Who were the most influential people in your life, both professionally and personally? Please explain why you have given this answer.

I have two really close, dear friends, Krishna and Christine. They are longtime friends, but I also work with them professionally. I am influenced and motivated by their energy, judgment and insight.

What do you do in your spare time?

Sleep!

Do you have a partner? (What is your partner's job?) Kids? Pets?

My partner's name is Kevin. He is an attorney. He is also a big influence in my life. We celebrate our 20th anniversary together this coming December. We are godparents to my friend Krishna's daughter, Parade (10), and we are going to be the godparents to Christine and Bill's baby boy Lance (3 months). I guess we are good godfather material!

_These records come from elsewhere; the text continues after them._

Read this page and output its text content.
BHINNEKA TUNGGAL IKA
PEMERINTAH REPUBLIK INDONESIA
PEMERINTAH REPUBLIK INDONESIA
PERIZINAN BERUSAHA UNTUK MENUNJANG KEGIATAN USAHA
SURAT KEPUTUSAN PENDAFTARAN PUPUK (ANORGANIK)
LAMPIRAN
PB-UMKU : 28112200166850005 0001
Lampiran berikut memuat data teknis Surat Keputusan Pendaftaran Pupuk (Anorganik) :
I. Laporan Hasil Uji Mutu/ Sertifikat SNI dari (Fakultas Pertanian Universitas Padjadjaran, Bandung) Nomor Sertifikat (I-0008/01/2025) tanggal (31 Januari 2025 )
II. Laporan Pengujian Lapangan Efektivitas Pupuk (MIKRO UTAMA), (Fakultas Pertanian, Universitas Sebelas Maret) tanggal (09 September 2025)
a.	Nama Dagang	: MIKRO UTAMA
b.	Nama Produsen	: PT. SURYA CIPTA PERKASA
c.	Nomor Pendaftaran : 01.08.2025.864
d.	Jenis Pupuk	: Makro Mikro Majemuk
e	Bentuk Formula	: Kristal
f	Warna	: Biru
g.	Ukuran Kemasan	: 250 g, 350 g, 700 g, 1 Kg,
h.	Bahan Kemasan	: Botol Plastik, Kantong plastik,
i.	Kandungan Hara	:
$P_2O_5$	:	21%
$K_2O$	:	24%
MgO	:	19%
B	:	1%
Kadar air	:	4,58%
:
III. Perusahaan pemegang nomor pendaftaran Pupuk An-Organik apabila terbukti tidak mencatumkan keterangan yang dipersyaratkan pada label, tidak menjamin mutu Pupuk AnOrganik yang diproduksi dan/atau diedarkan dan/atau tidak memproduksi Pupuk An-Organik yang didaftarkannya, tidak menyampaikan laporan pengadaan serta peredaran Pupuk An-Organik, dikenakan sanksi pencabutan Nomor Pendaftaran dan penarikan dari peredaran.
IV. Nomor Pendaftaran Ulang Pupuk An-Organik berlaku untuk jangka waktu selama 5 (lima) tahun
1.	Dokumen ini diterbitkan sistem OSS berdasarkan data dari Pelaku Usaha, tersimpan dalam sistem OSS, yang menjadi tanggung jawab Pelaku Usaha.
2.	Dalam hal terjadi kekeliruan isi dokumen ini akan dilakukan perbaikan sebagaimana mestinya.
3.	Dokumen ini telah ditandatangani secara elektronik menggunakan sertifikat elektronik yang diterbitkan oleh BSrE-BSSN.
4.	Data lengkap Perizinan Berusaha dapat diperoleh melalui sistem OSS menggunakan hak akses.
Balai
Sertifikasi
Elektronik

We have two female sable Dachshunds named Sandy and Samantha. They are 9/11 dogs. We live downtown, a block and a half away from where the World Trade Center stood. The women who owned our dogs had a nervous breakdown after the tragedy, and they were sent to a Dachshunds adoption agency. We were looking for dogs at the time. We got a call that two had become available, so we went to spend some time with them and adopted them.

Where do you live? What kind of community is it? What do you like/dislike about it?

I live in downtown Manhattan. It is a very diverse community with people from all walks of life. I like the fact that you can do just about anything here. You can walk out your door and go see a Broadway show, which you can't do in every city. I dislike that fact that it is so expensive.

If you had any place to live besides where you live now, where would you live?

I would have to say Europe.

What's the best vacation you ever had?

My best vacation was going to Europe, specifically to Berlin.

What's the biggest adventure you ever had?

Skiing a double black diamond ski slope in Breckenridge, Colorado!

What's currently on your bedside table for reading?

Nothing, I don't have a bedside table.

What kind of music do you like to listen to? Who are the artists you listen to the most?

I am pretty much an old disco duck! I like the old disco classics -- Sylvester, Two Tons of Fun, Chaka Khan, etc. -- not the pots and pans music that they play today.